3. The four-wheel-drive telescopic fork according to claim 1, wherein said drive assembly further comprises a T-steering; the T-shaped steering gear is fixed on the longitudinal beam (2); the driving motor (5) is arranged below the T-shaped steering gear and is in transmission connection with the T-shaped steering gear; the driving shaft (6) traverses the T-shaped steering gear and is in transmission connection with the T-shaped steering gear.
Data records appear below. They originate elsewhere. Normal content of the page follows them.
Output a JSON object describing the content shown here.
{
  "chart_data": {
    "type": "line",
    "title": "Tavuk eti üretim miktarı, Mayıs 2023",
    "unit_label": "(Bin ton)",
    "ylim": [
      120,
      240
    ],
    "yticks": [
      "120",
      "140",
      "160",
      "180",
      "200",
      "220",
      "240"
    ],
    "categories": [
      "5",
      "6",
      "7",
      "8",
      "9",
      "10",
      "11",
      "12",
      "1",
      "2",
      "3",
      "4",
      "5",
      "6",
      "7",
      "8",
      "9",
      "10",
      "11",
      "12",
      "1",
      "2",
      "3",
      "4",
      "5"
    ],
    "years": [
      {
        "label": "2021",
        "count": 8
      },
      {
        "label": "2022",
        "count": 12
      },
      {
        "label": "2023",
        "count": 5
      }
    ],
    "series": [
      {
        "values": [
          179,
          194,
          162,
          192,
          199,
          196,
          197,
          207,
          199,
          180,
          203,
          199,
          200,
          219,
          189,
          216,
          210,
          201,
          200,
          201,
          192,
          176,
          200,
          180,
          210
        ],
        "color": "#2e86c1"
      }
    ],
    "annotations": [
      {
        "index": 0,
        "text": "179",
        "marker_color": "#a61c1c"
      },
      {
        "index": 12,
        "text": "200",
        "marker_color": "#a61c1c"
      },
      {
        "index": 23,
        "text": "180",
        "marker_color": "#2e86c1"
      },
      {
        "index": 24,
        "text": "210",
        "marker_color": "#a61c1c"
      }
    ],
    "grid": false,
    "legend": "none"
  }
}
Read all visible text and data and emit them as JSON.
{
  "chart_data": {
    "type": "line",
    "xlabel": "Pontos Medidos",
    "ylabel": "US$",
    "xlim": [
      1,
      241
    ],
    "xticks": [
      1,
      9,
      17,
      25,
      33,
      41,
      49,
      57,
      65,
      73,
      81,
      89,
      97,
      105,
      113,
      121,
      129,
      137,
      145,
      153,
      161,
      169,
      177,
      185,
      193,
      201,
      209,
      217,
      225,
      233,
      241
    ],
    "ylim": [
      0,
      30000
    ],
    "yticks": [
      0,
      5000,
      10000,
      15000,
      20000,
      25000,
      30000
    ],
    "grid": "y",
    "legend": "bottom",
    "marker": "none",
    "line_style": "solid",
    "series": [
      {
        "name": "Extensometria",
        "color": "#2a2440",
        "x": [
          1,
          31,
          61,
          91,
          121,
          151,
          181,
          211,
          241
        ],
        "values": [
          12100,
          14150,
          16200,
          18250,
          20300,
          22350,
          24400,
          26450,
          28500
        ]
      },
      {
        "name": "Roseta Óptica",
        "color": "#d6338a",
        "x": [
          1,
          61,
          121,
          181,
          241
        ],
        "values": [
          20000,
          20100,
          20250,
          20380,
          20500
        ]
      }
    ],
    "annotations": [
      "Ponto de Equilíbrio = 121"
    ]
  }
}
4. Four-wheel drive telescopic fork according to claim 1, wherein the telescopic fork comprises a motor, a support frame (11), a primary telescopic mechanism (12), a secondary telescopic mechanism (13), a tertiary telescopic mechanism (14) and a conductive mechanism; the supporting frame (11) is fixed at the bottom of the longitudinal beam (2); the motor for driving the telescopic fork to move in a telescopic way is fixed on the supporting frame (11); the main telescopic mechanism (12) is slidably arranged on the bracket; the secondary telescopic mechanism (13) is slidably arranged on the main telescopic mechanism (12); the three-stage telescopic mechanism (14) is slidably arranged on the secondary telescopic mechanism (13); the two conductive mechanisms are symmetrically arranged on two sides of the lower part of the supporting frame (11); the conductive mechanism comprises a first-stage sliding contact line (17), a second-stage sliding contact line (16) and a third-stage sliding contact line (15); the first-level sliding contact line (17) is fixed at the bottom of the supporting frame (11); the secondary sliding contact wire (16) is fixed at the bottom of the main telescopic mechanism (12); the three-level sliding contact line (15) is fixed at the bottom of the secondary telescopic mechanism (13); the primary sliding contact line (17), the secondary sliding contact line (16) and the tertiary sliding contact line (15) are respectively provided with a current collector; two ends of the second-level sliding contact line (16) are respectively and electrically connected with the first-level sliding contact line (17) and the third-level sliding contact line (15).